Editorial: Trump should never return to the White House

Former President Donald Trump walks across the tarmac as he arrives to speak at a campaign rally at Waco Regional Airport Saturday, March 25, 2023, in Waco, Texas. (AP Photo/Nathan Howard)
Former President Trump arrives at the airport in Waco, Texas, for a campaign rally last weekend. (Nathan Howard / Associated Press)
  • Oops!
    Something went wrong.
    Please try again later.

The criminal indictment of a former president, regardless of the charge, is a momentous and sobering development.

The decision Thursday by a Manhattan grand jury to bring charges against Donald J. Trump, who is seeking to regain the presidency he falsely says was stolen from him, also raises concerns about possible violence and further political polarization.

Trump, who summoned his followers to Washington for a "wild" protest on Jan. 6, 2021, recently warned of “potential death & destruction" if he were charged as the result of Dist. Atty. Alvin Bragg’s investigation. Law enforcement must be prepared to respond to any violence reminiscent of the attack on the U.S. Capitol. (In a statement reacting to the indictment, Trump denounced it as “Political Persecution and Election Interference at the highest level in history,” but didn’t repeat his warning about “death" and "destruction.”)

Until the indictment is made public, it is impossible to comment on its specifics. But Bragg was reportedly investigating events associated with an alleged attempt to buy the silence of Stormy Daniels, an adult-film performer who said she had an affair with Trump, before the 2016 election. (Trump denied her account.)

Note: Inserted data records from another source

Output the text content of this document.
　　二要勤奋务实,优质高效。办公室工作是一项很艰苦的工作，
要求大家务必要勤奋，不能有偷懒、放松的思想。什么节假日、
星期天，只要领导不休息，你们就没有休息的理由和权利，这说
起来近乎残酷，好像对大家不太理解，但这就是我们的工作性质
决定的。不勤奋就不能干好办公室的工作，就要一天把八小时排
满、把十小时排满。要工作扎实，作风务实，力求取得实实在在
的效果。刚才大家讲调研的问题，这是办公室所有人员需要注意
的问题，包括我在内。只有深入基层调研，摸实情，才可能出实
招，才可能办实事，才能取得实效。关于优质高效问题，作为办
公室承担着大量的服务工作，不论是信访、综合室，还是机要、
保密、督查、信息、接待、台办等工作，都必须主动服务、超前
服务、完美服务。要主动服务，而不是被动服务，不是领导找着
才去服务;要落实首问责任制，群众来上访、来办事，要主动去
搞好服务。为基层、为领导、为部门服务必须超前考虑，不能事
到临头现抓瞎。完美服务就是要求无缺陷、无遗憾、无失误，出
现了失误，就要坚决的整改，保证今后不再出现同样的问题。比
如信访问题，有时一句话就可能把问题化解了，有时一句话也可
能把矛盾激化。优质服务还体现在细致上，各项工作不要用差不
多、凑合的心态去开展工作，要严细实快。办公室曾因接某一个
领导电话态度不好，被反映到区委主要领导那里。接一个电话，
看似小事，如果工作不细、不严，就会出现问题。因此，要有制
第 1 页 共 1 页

Bragg’s investigation arguably pales in significance compared with other ongoing investigations of the former president. Jack Smith, a special counsel appointed by U.S. Atty. Gen. Merrick Garland, is presiding over criminal investigations of Trump’s handling of classified documents after he left the White House, and of his attempt to stop Joe Biden from assuming office. Fulton County Dist. Atty. Fani Willis in Atlanta is weighing potential indictments stemming from Trump’s attempts to change Georgia's 2020 election results.

Given those potentially more consequential investigations, some will argue that Bragg should have exercised his prosecutorial discretion and refrained from pressing this case. Bragg obviously disagreed. Now the soundness of the charges should be assessed by a jury in a trial in which Trump is presumed innocent until proved guilty.

Trump, characteristically, seems bent on discrediting the prosecution with a conspiracy theory, and he is already receiving support from some Republicans in Congress. That makes it all the more important that the judicial system in New York afford the former president the due process to which any defendant is entitled.

But regardless of the outcome of this or any other prosecution, Trump has disqualified himself from any consideration as a candidate for the office he disgraced. That's true regardless of the outcome of this criminal case.

To those who suggest that the indictment of a former president somehow threatens the office of the presidency, we would argue that nothing would so threaten the presidency, and the nation, as the election of Trump in 2024. He is a twice-impeached narcissist whose self-serving falsehoods about a stolen election inspired a terrorist attack on the U.S. Capitol.

Convicted or acquitted, Trump must not be returned to the White House. The Republican Party and, if necessary, voters can prevent that calamity, whatever judges and juries might decide.